I agree with you for the most part, but note that these aren't donations. Backers are funding the project, which I would imagine includes the salaries (or at least a portion of) of the people who are working on the game. So technically there is some "pocketing" going on, but it's perfectly acceptable, IMO.
 
$0.00

Ambition and good intentions won't make a project great. If it's good, I'll get it retail.

So noone should ever invest in anything then? No risk is worth the potential reward? Especially a qualified risk like this one with such an accomplished team pedigree behind it?

$85 from me.
 
Nothing. I'm interested in the game, but they easily got enough money without my contribution. And I genereally don't preorder my games 2 years in advance. If the game is good I'll buy it in 2014 or whenever it'll release.
 
Zero. And RPGs are my favourite genre! If there was a realistic chance they they wouldn't annihilate their goals, I would have definitely contributed just to help the genre I love. But I knew it would, personally. So I did not.

In b4 "if we all had that attitude!!!!" because I knew you wouldn't all have it :P
 
Lots of trolls going "ha, fools, I'm not funding a game and help prevent Obsidian's bankruptcy!" in this thread.

Myself, I threw $40 (early bird + expansion) into the pot.
 
Zero. And RPGs are my favourite genre! If there was a realistic chance they they wouldn't annihilate their goals, I would have definitely contributed just to help the genre I love. But I knew it would, personally. So I did not.

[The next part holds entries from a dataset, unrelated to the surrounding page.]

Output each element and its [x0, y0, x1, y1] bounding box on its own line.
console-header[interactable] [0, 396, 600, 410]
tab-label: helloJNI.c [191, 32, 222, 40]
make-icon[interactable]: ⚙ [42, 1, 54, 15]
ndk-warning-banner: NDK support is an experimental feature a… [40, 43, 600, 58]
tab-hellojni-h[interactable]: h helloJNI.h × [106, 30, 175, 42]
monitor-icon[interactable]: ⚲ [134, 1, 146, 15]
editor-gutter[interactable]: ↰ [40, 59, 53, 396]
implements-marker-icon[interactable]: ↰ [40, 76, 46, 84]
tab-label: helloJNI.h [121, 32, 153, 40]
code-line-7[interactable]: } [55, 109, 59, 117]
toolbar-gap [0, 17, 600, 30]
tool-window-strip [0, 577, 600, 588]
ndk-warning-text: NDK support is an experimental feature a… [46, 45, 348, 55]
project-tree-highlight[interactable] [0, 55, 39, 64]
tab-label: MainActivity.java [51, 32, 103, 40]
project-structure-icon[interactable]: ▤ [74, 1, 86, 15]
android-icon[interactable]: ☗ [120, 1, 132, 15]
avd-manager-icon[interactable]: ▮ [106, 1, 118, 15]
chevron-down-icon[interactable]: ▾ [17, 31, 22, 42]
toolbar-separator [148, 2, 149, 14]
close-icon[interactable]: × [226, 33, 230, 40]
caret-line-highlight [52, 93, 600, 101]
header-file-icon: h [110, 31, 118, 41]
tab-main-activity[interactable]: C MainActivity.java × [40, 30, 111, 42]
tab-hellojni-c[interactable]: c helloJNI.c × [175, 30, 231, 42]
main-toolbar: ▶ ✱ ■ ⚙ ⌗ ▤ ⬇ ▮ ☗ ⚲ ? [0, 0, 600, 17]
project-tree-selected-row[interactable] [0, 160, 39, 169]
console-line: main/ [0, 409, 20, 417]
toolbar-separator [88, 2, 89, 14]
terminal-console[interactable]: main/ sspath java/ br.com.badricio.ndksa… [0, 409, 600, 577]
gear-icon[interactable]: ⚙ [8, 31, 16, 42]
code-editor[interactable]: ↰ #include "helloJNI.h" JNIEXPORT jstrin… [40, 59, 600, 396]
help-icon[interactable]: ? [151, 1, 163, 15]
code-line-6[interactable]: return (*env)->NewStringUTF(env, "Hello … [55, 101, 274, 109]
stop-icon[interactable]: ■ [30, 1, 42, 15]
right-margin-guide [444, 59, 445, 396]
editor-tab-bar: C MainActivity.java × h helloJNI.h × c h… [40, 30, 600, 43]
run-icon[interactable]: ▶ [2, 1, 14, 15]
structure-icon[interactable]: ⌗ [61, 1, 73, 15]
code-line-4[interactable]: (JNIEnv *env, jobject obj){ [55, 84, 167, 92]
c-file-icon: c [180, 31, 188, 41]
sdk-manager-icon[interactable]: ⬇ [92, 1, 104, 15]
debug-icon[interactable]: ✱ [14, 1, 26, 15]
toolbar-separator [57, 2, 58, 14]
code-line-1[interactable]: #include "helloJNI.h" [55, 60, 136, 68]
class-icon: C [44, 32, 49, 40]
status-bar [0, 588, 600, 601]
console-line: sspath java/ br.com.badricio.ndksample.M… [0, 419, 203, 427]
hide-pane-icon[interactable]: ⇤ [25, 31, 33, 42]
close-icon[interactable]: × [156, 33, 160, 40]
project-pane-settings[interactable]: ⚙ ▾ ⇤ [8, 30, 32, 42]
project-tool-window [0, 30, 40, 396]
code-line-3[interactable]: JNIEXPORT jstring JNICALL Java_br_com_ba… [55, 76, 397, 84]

In b4 "if we all had that attitude!!!!" because I knew you wouldn't all have it :P

It's okay, we got your back ;)

In for $50.
 
To be fair, there's nothing horribly wrong with people saying, "Nothing, since I didn't want to pay 1-2 years in advance, but I'll gladly purchase it when it comes out." Granted, if everyone said that the game wouldn't have gotten funded. But, at the same time, I would imagine that they would be very disappointed if only the ~75,000 who participated in the Kickstarter got the game and no one else got it, I would imagine they're hoping on many other people purchasing it once it actually comes out.

And I think that will be one of the interesting things to see - how many people who didn't participate in the Kickstarter (for whatever reason - whether not wanting to, not knowing about it, etc.) end up purchasing the game once it's released. And, hopefully it's a whole bunch, to show that this sort of game can be profitable on its own and to fuel interest in more of them being made without needing to be Kickstarted.